Psychologie des

rituals

Hinduismus, sanātana dharma सनातन धर्म das ewige Gesetz

Der Begriff Hinduismus muss für ein enorme Vielfalt an Gemeinden und regionale Ausprägungen der Verehrung und der Rituale herhalten.

Um nur ein Beispiel zu nennen, die Gruppe der Saktas: Menschen die sich besonders Prakriti, dem weiblichen Schöpfungsaspekt oder der mütterlichen Energie, der Mahakahla oder Mahalakshmi hingezogen fühlen, haben kaum ausgeprägte Rituale. Ihre Doktrin besteht darin, die Ur-Energie des Weiblichen, des Manifestierens der gesamten Schöpfung als Prinzip zu verehren und sich selbst als Sakta in metaphysischer Hinwendung zur Ur-Mutter zu verbinden. Dies hat zu Konsequenz, dass alle Menschen als Geschwister gesehen werden und die Natur, belebte und unbelebte, als Repräsentanz der Urmutter respektiert und gefördert wird.

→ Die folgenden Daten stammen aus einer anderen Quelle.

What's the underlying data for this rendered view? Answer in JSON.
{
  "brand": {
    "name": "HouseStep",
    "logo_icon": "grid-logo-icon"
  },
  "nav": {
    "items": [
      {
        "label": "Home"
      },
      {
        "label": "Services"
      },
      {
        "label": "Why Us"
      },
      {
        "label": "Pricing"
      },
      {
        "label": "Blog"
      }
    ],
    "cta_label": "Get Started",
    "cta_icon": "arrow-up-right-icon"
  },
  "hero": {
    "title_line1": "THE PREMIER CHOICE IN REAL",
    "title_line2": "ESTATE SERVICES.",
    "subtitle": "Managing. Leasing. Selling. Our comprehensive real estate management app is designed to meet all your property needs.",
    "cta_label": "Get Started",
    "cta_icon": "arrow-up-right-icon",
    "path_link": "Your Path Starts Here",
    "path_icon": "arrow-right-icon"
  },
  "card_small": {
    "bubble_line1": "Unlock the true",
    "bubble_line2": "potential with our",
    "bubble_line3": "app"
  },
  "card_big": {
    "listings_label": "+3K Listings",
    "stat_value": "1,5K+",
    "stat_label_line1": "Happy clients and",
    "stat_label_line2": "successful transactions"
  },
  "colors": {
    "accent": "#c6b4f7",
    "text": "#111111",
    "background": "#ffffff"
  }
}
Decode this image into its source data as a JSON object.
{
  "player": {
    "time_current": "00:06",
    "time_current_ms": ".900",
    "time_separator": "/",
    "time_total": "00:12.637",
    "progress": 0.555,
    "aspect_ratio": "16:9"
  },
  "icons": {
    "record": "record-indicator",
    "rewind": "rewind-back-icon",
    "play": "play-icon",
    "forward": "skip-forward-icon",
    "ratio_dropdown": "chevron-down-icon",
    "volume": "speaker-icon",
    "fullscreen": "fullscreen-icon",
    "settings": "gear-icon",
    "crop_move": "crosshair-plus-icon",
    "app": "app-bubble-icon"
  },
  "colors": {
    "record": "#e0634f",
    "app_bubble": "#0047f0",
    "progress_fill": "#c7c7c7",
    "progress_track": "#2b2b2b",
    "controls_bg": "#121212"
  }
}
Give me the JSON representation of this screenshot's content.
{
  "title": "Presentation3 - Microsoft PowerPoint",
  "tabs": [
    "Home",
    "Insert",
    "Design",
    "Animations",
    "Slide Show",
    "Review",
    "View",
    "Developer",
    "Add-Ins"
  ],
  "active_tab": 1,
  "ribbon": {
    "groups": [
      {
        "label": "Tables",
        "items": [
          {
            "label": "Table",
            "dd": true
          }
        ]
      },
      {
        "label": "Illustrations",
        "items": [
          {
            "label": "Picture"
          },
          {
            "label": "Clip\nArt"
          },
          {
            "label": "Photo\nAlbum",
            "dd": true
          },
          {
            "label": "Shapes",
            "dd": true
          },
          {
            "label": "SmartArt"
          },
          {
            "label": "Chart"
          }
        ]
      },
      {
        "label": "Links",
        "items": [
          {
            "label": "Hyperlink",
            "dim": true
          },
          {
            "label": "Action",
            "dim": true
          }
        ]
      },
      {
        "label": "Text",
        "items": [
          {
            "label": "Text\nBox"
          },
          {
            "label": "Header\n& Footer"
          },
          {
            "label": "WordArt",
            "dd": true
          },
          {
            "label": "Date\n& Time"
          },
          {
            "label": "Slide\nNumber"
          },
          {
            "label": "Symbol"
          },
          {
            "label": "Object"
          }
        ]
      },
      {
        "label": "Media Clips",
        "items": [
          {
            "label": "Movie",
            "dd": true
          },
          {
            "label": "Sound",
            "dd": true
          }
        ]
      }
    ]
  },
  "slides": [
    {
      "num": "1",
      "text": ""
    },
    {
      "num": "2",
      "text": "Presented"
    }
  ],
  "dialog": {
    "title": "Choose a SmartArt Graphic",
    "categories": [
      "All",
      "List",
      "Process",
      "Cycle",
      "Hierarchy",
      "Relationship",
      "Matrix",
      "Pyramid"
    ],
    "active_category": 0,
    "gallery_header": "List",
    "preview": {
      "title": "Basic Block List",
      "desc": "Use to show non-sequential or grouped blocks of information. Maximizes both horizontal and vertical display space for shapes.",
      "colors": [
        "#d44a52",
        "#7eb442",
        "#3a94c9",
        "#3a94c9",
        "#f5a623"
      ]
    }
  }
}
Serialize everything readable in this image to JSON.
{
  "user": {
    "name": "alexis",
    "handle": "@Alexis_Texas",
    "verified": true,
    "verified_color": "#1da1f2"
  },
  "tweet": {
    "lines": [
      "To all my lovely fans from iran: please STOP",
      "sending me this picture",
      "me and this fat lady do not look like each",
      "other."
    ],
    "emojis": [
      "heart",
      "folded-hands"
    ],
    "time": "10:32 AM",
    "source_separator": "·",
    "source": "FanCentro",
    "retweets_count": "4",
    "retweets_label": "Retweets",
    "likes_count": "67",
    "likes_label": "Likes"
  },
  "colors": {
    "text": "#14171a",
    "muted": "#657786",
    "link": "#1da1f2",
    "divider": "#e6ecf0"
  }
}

Das Gute tun wird zum höchsten Dharma und Saktas sind nicht so sehr wie viele andere Gruppen an starre Rituale gebunden.

Es herrscht unter denen, die die Samkhya Philosophie hochhalten oder einen Yogaweg beschreiten, die Meinung vor, dass Rituale und gute Gewohnheiten nötig für die meisten Menschen sind, um nicht den richtigen Weg aus den Augen zu verlieren.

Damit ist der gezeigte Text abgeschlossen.